Establishing a Baseline for Gaze-driven Authentication Performance in VR: A Breadth-First Investigation on a Very Large Dataset
Dillon Lohr, Michael J. Proulx, Oleg Komogortsev
TL;DR
This study establishes a baseline for gaze-driven authentication in VR using the GazePro dataset, comprising $9202$ participants at $72$ Hz to evaluate a state-of-the-art embedding model. It systematically compares monocular vs binocular data, visual vs optical axes, and the impact of training size, data length, and signal quality on verification and identification. Key findings show that binocular gaze and dual-axis inputs drastically improve verification, that longer training and larger training sets yield better performance, and that while verification remains stable with larger galleries, identification degrades, with practical random-chance limits estimated around $1.48\times10^{5}$ identities.

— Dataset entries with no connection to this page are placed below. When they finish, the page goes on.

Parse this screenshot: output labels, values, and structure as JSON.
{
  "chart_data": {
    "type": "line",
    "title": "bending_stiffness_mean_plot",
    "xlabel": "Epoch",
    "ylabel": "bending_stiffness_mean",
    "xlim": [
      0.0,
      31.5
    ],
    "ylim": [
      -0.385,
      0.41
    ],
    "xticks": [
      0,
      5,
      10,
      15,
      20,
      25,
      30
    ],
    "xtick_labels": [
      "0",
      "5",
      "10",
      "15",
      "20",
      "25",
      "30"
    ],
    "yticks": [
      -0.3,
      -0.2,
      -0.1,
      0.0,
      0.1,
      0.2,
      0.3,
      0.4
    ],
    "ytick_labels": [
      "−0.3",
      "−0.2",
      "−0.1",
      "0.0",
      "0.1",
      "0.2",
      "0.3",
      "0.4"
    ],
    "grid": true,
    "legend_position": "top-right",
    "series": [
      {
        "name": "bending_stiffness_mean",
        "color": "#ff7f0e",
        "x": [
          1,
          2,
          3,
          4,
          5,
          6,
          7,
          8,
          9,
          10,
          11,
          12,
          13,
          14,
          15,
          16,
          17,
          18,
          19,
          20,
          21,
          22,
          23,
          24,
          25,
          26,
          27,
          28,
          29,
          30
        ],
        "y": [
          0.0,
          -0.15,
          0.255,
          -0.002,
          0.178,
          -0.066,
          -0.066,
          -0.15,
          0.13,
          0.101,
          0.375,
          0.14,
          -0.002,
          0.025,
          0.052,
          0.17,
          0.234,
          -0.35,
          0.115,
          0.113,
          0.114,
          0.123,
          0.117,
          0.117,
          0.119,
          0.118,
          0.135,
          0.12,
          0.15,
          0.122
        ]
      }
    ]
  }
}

The results demonstrate FIDO-level potential for gaze authentication under realistic consumer hardware, given sufficient data, computation, and careful handling of signal quality and enrollment/verification durations, while also noting limitations in long-term and real-world deployment scenarios.
Abstract
This paper performs the crucial work of establishing a baseline for gaze-driven authentication performance to begin answering fundamental research questions using a very large dataset of gaze recordings from 9202 people with a level of eye tracking (ET) signal quality equivalent to modern consumer-facing virtual reality (VR) platforms. The size of the employed dataset is at least an order-of-magnitude larger than any other dataset from previous related work. Binocular estimates of the optical and visual axes of the eyes and a minimum duration for enrollment and verification are required for our model to achieve a false rejection rate (FRR) of below 3% at a false acceptance rate (FAR) of 1 in 50,000. In terms of identification accuracy which decreases with gallery size, we estimate that our model would fall below chance-level accuracy for gallery sizes of 148,000 or more. Our major findings indicate that gaze authentication can be as accurate as required by the FIDO standard when driven by a state-of-the-art machine learning architecture and a sufficiently large training dataset.